Between the end of the 19th century and teh beginning of the 20th, the Accademia nurtures the passage from realism to the new art, towards eclecticism, Liberty and a renewal in themes, with landscape and genre painting well represented by artists such as Antonio Fontanesi, Giacomo Grosso, Cesare Ferro, and with the sculpted work of Vincenzo Vela, Odoardo Tabacchi and Edoardo Rubino.
The Accademia Albertina consumes its last turn starting in the early Forties, with the contribution of some significant members of the Turin figurative scene, updating their models along the lines traced by French and Middle-European avant-garde: Casorati, Paulucci and later Menzio in painting, Cherchi for sculpture, Calandri for litography, Kaneclin for scenography, excellently supported by assistants such as Galvano, Scroppo, Davico, documenting the developments of the arts in the post-war years.
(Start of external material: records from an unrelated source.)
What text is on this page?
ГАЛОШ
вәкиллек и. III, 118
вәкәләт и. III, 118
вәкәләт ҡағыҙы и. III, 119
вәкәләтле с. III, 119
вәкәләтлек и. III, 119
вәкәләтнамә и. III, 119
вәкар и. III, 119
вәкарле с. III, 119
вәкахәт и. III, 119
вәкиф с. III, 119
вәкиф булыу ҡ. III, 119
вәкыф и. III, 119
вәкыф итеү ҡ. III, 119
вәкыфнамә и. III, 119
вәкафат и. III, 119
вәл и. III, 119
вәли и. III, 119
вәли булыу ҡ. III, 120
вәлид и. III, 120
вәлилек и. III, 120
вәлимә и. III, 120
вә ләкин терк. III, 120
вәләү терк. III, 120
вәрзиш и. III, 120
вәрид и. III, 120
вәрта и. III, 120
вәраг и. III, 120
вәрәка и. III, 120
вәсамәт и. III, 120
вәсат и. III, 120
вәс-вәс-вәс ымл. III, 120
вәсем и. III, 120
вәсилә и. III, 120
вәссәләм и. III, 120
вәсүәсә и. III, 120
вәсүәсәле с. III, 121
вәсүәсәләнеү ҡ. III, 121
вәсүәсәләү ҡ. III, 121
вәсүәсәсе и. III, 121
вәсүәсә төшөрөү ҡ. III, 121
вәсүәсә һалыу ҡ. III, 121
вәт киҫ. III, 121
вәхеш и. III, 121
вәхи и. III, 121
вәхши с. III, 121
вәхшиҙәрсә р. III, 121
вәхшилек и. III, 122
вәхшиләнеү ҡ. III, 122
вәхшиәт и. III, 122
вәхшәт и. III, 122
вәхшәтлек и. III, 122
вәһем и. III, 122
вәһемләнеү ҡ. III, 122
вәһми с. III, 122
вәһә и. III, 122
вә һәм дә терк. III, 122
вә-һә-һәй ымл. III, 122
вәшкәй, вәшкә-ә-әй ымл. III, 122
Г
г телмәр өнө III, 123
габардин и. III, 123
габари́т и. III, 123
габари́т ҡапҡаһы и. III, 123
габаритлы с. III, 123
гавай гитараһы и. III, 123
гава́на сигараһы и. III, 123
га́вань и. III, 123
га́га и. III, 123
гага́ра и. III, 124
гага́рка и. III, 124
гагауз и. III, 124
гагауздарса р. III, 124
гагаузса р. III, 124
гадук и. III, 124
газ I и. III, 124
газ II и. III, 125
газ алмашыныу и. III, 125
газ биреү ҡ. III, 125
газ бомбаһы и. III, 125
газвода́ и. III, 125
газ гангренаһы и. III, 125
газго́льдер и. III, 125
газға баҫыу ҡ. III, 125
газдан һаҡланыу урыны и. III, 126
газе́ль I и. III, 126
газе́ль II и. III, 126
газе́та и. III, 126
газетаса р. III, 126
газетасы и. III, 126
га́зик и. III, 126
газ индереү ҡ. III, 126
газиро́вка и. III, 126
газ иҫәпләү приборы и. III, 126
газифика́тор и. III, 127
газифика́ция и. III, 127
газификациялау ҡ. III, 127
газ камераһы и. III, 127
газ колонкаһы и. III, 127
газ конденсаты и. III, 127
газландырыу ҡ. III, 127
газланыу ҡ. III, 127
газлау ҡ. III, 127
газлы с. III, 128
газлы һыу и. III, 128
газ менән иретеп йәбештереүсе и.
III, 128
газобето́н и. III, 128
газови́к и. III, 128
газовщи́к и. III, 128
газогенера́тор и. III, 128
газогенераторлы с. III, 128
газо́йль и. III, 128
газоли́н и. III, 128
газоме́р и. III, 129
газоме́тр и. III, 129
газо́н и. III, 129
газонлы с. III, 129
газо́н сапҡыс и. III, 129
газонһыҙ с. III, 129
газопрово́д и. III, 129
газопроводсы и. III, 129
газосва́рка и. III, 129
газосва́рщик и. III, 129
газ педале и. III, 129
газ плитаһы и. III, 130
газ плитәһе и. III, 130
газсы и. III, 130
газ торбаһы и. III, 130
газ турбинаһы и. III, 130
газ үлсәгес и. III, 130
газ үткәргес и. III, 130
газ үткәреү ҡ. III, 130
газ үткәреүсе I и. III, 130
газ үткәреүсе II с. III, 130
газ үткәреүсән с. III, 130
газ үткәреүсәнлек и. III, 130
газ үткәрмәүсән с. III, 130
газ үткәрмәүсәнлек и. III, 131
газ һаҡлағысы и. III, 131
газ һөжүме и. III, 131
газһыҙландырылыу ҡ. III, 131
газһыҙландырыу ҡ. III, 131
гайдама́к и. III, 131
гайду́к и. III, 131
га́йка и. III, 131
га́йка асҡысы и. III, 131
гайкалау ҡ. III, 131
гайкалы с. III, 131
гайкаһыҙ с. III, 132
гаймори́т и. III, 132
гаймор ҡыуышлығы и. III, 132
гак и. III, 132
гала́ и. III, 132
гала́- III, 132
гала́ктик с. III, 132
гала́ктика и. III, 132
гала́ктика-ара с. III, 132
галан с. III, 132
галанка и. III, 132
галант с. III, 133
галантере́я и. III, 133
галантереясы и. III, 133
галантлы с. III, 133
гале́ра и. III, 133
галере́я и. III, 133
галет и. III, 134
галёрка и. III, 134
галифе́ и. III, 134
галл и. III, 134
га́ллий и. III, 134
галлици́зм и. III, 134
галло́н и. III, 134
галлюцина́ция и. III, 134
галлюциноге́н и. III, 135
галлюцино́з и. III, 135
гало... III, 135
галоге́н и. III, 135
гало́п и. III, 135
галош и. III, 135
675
In recent times, the Accademia Albertina has gone through a further transformation and renovation, promoting a number of didactic and cultural initiatives. The Pinacoteca has been reorganized and re-opened to the public, the internal layout of the building has been updated and the building itself restored, an intense activity has started, with public exhibitions, lectures, seminars and happenings, while informatics has massively entered the Academy curricula, and a new experimental course in Restoration and Preservation was launced in 1997-98.